# e30 control arm DIY disaster -- help



## laz (Aug 8, 2005)

My '89 325i was getting sloppier than when I bought it ... so I decided to do the swap out the 140k mi control arms and bushings for a new set. I went with the m3 bushings instead of the stock ones ... I understand this would produce some caster, but wow, was I surprised.

Things went okay, with some minor set backs. I needed a pickle fork, sway bar -> control arm bracked sheared when I took it off. I decided to buy new ones and do the sway bar part tomorrow, so I forged onward trying to get the control arms and bushings replaced.
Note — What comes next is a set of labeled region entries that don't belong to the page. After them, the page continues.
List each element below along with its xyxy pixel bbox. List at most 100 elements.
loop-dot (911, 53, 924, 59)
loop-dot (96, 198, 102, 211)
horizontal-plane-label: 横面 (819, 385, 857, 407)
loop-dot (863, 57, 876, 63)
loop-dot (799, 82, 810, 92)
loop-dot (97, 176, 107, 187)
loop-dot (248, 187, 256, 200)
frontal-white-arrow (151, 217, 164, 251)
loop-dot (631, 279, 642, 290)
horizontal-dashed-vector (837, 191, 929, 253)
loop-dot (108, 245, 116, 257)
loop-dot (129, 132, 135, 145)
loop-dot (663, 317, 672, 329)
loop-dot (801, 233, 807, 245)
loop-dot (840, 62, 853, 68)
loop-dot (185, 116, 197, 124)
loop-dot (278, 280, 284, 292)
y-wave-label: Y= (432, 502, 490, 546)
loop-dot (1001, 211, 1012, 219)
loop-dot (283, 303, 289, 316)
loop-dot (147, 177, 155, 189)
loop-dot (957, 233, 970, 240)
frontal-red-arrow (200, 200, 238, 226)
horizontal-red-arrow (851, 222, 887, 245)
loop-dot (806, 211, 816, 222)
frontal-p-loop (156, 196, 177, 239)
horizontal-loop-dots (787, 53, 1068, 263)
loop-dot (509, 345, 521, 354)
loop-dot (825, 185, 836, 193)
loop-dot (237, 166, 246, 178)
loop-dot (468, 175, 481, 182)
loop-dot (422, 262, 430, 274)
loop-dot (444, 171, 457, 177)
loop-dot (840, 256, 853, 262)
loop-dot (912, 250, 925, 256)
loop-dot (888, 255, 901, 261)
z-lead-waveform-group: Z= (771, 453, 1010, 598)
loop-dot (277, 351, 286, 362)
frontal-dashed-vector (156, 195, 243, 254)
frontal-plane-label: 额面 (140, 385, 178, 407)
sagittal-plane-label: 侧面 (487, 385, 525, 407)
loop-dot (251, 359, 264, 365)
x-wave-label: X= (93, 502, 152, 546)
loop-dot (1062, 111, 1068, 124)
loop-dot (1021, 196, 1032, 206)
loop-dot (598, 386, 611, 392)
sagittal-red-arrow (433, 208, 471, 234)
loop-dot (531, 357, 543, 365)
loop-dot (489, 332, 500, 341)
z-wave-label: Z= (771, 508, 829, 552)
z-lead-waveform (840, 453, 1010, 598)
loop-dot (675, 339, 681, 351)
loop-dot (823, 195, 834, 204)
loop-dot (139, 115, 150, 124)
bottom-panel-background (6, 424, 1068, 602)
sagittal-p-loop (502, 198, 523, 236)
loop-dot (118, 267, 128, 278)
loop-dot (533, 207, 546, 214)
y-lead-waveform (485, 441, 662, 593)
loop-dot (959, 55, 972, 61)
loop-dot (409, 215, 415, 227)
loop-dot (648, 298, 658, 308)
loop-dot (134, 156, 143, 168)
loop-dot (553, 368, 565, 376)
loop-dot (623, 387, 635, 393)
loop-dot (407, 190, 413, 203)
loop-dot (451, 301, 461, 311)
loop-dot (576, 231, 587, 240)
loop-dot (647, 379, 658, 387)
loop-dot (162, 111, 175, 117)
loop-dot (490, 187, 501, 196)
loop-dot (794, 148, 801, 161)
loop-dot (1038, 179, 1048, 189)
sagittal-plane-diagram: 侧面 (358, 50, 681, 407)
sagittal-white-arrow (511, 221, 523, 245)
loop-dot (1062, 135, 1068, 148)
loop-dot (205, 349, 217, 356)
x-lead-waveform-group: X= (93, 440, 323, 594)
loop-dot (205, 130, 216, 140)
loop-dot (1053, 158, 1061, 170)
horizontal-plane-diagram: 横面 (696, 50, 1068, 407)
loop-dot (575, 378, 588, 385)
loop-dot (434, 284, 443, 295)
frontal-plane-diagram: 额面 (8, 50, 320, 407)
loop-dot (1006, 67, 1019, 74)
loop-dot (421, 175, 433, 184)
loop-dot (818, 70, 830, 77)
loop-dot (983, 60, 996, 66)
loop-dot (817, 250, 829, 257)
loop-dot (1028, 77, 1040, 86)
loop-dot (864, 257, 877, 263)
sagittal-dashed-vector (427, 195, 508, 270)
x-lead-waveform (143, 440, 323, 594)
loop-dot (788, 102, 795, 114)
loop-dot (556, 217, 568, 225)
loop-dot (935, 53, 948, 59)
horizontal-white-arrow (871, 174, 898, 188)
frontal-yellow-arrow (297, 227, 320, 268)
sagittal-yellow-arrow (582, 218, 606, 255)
I put in the new bushings, put on the control arms, and was on track to have the car back on the ground at about the hour mark... when I noticed a problem. The front wheel wouldn't fit on because the hub was too far forward. I turned the hub to the right and got it on, but it wasn't clearing when turning back... This is the point where things started sucking. I decided maybe it needed some weight to set things in place, so I lowered the car a bit with the jack to let the right side take some weight. Bad idea, my valence went crunch. I played around a bit more, but quickly realized I was in above my head. So here I am, armed with pictures and a car on standjacks.

The tires are 205/55/15s. I lined up the new and old control arms side by side before putting them on, they're the same dimensions, so I'm assuming I got the right parts.

pics

Anybody have any idea how I can salvage this nightmare? I'm not above somehow rigging it up to be towed to a garage to fix this... but I'm asking for help here on the internet before swallowing my pride locally.


----------



## laz (Aug 8, 2005)

E30 group on yahoogroups says I put the lolipops on wrong. They should be facing inward, not outward... doh!

I'm going to try swapping left for right tomorrow... I'm hoping since the arm isn't very far into the bushing, I'm hoping re-using the bushing will work out okay.


----------



## Pinecone (Apr 3, 2002)

Yeah you did. I didn't think you could get them on that way.


----------